On May 25, 11:29 am, Peter <peter.r.fos...@gmail.com> wrote:
> Hi Rich,
>
> If you set up your object dependencies correctly then the objects you
> want will stay in memory. Your history list would be a list of
> WeakReference so it could be GC'd.
>
> This is nothing about read tracking, more about setting the correct
> object dependencies so that the GC doesn't remove objects you aren't
> quite finished with yet.
>
> I been writing up a description here. It's a simplified version of
> what I've been playing 
> with.http://creativereality.com.au/notes/concurrency/54-mvcc-stm-gcd-ref-h...
>
> I kept the Transaction objects on the list, but you could consider
> keeping a smaller object with just has a collection in it; associated
> with the transaction.
>
>

I took a look at your notes.
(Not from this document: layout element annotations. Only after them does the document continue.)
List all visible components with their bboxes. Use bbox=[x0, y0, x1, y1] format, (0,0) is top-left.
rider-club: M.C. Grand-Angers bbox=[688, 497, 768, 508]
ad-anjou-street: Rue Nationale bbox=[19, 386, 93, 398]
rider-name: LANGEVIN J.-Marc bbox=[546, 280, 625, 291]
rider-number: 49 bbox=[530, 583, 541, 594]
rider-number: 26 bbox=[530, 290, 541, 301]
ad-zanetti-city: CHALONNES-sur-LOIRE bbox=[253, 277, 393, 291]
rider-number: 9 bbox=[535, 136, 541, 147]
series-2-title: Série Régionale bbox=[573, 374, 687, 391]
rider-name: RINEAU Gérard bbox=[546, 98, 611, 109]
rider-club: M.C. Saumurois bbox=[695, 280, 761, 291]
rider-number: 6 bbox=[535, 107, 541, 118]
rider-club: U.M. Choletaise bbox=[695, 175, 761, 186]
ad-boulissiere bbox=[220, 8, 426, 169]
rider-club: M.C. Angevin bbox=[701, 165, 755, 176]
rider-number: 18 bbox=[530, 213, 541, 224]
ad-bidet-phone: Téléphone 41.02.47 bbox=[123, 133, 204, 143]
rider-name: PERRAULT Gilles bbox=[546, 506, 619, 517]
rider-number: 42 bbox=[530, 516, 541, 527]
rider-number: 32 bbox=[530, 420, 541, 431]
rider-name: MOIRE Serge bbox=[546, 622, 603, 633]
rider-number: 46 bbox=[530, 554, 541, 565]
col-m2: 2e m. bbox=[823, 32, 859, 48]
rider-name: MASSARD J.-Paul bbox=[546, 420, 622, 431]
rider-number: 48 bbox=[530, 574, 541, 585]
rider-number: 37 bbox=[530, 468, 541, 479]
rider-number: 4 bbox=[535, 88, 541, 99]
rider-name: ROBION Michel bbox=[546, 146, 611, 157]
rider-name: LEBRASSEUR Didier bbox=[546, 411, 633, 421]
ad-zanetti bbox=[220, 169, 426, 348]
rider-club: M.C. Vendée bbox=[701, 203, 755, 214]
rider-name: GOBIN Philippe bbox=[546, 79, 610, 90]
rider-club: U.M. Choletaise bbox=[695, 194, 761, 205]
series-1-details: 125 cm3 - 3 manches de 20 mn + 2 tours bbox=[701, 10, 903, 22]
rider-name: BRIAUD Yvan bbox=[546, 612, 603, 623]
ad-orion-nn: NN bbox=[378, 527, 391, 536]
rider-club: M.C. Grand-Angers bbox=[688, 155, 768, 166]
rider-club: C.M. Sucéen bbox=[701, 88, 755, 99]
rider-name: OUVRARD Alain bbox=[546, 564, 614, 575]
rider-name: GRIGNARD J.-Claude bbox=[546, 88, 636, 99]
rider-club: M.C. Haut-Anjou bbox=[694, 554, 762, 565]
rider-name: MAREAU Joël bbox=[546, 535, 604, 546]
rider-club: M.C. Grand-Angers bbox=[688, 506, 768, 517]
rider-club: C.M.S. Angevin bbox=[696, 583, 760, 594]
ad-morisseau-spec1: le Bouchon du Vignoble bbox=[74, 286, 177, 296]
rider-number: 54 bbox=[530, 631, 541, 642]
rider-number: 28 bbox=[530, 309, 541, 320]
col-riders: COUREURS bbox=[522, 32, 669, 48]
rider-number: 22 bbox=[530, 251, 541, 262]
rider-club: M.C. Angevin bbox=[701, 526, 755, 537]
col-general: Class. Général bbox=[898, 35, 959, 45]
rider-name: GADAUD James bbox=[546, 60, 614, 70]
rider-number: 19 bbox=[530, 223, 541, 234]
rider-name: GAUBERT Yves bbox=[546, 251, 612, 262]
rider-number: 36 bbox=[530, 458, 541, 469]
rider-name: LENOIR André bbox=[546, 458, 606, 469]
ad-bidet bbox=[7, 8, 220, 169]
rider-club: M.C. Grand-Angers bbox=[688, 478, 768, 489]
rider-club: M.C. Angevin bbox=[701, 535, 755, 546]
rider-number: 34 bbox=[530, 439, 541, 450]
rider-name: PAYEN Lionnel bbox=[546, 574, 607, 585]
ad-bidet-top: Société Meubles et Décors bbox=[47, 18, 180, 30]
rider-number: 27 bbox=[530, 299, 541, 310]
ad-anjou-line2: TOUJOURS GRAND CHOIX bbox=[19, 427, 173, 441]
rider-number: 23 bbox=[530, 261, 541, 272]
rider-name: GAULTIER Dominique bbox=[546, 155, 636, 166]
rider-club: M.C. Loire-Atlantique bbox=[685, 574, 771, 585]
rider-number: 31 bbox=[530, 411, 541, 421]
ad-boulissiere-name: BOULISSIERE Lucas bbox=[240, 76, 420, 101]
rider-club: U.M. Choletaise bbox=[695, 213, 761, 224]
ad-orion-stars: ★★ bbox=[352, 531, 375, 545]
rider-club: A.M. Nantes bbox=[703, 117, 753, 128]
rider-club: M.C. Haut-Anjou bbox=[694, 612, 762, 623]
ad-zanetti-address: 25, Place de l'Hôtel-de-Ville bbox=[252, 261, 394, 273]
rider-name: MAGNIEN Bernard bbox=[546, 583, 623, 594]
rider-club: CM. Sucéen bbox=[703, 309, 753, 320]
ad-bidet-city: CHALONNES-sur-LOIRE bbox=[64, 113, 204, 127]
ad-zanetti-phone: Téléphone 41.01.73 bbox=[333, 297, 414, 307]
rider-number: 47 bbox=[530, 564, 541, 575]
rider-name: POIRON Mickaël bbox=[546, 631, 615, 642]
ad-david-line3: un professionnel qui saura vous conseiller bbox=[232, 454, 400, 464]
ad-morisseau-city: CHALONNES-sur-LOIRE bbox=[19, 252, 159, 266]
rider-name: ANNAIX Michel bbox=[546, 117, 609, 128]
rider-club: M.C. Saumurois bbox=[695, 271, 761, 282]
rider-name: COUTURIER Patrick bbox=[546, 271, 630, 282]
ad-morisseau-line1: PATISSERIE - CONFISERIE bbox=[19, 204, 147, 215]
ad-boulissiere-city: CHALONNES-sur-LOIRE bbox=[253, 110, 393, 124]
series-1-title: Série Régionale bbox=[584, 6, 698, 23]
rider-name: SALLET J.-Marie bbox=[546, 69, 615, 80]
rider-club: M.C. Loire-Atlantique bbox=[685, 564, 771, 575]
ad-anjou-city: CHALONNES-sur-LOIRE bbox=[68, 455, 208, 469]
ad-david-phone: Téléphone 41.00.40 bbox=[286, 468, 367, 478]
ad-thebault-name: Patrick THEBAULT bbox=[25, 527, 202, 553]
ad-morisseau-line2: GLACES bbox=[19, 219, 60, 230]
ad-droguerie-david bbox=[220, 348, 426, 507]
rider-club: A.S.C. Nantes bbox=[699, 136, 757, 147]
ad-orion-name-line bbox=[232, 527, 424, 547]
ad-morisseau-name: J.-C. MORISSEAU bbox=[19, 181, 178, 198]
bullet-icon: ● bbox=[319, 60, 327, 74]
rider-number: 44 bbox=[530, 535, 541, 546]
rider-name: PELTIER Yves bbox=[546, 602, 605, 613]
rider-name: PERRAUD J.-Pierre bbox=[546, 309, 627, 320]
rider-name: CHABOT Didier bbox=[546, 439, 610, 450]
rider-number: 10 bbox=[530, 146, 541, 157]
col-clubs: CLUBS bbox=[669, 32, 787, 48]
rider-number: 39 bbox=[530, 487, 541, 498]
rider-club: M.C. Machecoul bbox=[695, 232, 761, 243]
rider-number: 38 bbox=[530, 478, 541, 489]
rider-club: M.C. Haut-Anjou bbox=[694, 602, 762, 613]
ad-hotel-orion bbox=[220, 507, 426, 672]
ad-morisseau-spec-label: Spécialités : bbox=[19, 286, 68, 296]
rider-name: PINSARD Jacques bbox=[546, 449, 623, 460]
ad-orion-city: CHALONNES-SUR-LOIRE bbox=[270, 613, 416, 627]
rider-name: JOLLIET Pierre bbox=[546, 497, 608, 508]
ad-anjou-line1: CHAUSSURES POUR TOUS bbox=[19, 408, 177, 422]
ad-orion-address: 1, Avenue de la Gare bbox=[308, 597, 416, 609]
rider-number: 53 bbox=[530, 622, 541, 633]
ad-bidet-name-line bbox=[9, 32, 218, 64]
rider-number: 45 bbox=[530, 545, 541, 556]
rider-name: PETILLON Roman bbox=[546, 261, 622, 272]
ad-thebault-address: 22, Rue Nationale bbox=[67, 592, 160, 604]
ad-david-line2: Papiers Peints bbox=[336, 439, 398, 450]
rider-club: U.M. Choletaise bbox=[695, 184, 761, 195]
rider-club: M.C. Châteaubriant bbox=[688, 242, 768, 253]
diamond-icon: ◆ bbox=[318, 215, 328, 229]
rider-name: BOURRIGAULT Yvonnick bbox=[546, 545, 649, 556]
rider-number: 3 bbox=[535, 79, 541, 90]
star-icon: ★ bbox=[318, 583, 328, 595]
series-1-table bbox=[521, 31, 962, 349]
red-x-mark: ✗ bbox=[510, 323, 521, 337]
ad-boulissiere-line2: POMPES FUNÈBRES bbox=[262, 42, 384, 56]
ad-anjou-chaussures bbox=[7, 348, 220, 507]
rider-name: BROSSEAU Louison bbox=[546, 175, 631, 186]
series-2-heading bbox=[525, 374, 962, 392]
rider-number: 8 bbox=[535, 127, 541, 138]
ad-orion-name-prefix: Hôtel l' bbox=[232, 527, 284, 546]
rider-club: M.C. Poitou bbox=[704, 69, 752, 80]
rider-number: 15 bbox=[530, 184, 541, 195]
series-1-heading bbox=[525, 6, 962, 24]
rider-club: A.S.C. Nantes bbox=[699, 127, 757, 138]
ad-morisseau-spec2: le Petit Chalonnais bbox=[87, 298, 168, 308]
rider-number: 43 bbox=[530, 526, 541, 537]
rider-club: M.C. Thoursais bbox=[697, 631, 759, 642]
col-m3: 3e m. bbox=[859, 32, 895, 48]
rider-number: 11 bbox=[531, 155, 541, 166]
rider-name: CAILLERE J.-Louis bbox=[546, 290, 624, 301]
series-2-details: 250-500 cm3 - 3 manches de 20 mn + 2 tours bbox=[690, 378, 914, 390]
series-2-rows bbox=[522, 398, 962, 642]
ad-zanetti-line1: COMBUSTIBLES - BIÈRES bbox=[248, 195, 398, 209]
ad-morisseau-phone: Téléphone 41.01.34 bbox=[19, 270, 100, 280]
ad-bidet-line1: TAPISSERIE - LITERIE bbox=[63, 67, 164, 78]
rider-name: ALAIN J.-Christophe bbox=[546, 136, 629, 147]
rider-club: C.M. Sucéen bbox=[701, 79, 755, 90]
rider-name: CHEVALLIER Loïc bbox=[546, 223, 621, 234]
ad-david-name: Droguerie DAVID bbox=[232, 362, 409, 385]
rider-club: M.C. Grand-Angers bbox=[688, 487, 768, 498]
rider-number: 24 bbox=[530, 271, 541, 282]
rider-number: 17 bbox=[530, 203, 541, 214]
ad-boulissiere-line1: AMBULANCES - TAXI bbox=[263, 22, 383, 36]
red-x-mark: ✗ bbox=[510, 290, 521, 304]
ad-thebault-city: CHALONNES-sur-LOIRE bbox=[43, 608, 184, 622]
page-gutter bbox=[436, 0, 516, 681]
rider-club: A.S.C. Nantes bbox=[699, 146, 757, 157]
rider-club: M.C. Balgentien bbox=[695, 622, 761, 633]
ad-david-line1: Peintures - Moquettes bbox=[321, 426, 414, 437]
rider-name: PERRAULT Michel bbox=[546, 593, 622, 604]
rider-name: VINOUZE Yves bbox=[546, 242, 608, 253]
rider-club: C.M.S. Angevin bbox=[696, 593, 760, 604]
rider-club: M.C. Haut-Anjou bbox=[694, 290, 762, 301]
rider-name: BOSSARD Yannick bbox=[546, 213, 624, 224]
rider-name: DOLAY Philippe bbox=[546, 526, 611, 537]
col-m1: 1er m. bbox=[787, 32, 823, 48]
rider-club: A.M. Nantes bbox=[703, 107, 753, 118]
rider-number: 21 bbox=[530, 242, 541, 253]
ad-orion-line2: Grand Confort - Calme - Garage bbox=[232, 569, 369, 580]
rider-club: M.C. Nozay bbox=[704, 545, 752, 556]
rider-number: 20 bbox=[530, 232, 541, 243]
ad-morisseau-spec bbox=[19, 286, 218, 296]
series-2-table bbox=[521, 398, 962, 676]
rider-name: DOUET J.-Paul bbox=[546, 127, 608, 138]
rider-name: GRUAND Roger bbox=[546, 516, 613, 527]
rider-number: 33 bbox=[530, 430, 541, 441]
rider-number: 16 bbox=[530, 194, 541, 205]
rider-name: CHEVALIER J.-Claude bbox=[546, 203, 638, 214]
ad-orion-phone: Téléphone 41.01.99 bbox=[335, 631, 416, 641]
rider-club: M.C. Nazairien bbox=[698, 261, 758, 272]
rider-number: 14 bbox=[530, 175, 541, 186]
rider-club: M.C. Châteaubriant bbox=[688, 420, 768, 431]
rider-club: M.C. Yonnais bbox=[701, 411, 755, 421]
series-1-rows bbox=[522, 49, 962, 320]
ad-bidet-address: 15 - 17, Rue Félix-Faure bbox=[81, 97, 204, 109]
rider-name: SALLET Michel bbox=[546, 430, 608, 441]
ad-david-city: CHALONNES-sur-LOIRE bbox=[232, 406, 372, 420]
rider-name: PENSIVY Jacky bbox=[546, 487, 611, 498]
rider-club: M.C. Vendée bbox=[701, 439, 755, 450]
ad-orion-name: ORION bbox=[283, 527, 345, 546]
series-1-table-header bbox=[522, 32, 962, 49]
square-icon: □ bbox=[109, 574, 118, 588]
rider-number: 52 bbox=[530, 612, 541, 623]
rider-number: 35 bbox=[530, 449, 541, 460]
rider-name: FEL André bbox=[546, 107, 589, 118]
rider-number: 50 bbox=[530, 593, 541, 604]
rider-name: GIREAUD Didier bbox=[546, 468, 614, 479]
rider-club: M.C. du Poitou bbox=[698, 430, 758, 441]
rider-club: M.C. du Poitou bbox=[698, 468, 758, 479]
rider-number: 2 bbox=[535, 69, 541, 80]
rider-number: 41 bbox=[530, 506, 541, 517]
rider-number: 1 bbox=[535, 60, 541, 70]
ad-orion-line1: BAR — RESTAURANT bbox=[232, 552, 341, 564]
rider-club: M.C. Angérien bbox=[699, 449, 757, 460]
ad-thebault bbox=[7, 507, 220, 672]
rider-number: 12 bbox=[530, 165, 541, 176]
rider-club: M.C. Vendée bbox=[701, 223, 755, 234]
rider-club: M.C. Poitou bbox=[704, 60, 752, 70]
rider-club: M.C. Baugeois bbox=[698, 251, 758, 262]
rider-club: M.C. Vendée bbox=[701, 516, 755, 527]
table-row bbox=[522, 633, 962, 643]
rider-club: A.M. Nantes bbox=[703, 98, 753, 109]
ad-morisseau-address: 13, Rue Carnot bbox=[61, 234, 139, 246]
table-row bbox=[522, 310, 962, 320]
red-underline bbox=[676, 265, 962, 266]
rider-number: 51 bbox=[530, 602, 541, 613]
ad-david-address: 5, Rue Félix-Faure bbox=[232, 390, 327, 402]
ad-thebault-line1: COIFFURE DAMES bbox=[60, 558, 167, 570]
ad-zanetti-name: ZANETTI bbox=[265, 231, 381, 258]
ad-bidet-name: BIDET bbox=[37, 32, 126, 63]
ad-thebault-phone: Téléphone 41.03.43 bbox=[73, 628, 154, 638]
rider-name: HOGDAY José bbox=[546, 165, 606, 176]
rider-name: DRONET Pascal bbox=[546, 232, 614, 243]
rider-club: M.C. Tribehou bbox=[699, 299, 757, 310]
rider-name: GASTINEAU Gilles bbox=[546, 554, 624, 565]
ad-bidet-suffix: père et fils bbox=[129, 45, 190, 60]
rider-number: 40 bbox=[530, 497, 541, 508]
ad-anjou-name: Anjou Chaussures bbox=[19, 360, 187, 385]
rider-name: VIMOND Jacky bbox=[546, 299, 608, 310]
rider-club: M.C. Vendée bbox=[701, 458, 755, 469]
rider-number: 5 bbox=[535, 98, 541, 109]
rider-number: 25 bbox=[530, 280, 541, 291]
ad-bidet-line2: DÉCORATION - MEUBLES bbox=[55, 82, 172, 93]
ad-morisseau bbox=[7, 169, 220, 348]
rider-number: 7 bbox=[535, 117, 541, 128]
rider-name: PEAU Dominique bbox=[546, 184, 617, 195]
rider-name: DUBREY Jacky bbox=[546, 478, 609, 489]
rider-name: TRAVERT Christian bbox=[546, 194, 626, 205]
I have a few problems with it:

First, and foremost, it creates interaction relationships between
transactions that otherwise have no overlap. You see this in the
memory blowup during overlapping transactions. This rubs against a
design objective in Clojure's STM to absolutely minimize transactional
overlap and interaction.

Second, you do a lot of work in createNewTransaction (get a new
timestamp, modify existing head, make new transaction the head). How
is that made consistent? You really need a lock, and at that point
have moved to a much heavier contention point than in the current
Clojure STM.

Third, I'm wary of such extensive use of WeakReferences. That may just
be conservatism on my part.

I had considered and implemented similar designs in the early stages
of developing Clojure's STM, and, while they have some appeal, I think
these 3 points will eventually cause pain in practice.